To showcase the performance of diseasystore
on different
database backends, we include this vignette that summarises a simple
benchmark: A sample dataset is created based on the
datasets::mtcars
dataset. This data is repeated 1000 times
and given a unique ID (the row number of the data):
benchmark_data
#> # A tibble: 32,000 × 13
#> row_id car mpg cyl disp hp drat wt qsec vs am gear
#> <dbl> <chr> <dbl> <dbl> <dbl> <dbl> <dbl> <dbl> <dbl> <dbl> <dbl> <dbl>
#> 1 1 Mazda RX4… 21 6 160 110 3.9 2.62 16.5 0 1 4
#> 2 2 Mazda RX4… 21 6 160 110 3.9 2.88 17.0 0 1 4
#> 3 3 Datsun 71… 22.8 4 108 93 3.85 2.32 18.6 1 1 4
#> 4 4 Hornet 4 … 21.4 6 258 110 3.08 3.22 19.4 1 0 3
#> 5 5 Hornet Sp… 18.7 8 360 175 3.15 3.44 17.0 0 0 3
#> 6 6 Valiant 6 18.1 6 225 105 2.76 3.46 20.2 1 0 3
#> 7 7 Duster 36… 14.3 8 360 245 3.21 3.57 15.8 0 0 3
#> 8 8 Merc 240D… 24.4 4 147. 62 3.69 3.19 20 1 0 4
#> 9 9 Merc 230 9 22.8 4 141. 95 3.92 3.15 22.9 1 0 4
#> 10 10 Merc 280 … 19.2 6 168. 123 3.92 3.44 18.3 1 0 4
#> # ℹ 31,990 more rows
#> # ℹ 1 more variable: carb <dbl>
A simple diseasystore
is built around this data, with
two FeatureHandler
s, one each for the cyl
and
vs
variables.
DiseasystoreMtcars <- R6::R6Class(
classname = "DiseasystoreBase",
inherit = DiseasystoreBase,
private = list(
.ds_map = list("n_cyl" = "mtcars_cyl", "vs" = "mtcars_vs"),
mtcars_cyl = FeatureHandler$new(
compute = function(start_date, end_date, slice_ts, source_conn) {
out <- benchmark_data |>
dplyr::transmute(
"key_car" = .data$car, "n_cyl" = .data$cyl,
"valid_from" = Sys.Date() - lubridate::days(2 * .data$row_id - 1),
"valid_until" = .data$valid_from + lubridate::days(2)
)
return(out)
},
key_join = key_join_sum
),
mtcars_vs = FeatureHandler$new(
compute = function(start_date, end_date, slice_ts, source_conn) {
out <- benchmark_data |>
dplyr::transmute(
"key_car" = .data$car, .data$vs,
"valid_from" = Sys.Date() - lubridate::days(2 * .data$row_id),
"valid_until" = .data$valid_from + lubridate::days(2)
)
return(out)
},
key_join = key_join_sum
)
)
)
Two separate benchmark functions are created.

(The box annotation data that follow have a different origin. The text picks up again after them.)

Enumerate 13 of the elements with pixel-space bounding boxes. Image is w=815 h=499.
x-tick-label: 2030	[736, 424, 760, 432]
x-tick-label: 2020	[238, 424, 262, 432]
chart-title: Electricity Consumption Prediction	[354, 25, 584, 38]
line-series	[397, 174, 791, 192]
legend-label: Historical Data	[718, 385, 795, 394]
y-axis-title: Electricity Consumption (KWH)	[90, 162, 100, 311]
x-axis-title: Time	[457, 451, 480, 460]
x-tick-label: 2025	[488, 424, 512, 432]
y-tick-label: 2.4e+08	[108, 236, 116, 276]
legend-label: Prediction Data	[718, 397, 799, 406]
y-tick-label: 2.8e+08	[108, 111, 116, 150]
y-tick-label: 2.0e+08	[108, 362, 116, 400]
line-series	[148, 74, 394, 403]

The first benchmarking
function tests the computation time of
$get_feature()
by computing first the
n_cyl
feature then computing the vs
feature,
before finally deleting the computations from the database.
The second benchmarking function tests the computation time of
$key_join_features()
by joining the
vs
feature to the n_cyl
observation. Note that
the n_cyl
and vs
are re-computed before the
benchmarks are started and are not deleted by the benchmarking function
as was the case for the benchmark of
$get_feature()
. In addition, we only use
the first 100 rows of the benchmark_data
for this test to
reduce computation time.
The performance of these benchmark functions are timed with the
{{microbenchmark}}
package using 10 replicates. All
benchmarks are run on the same machine.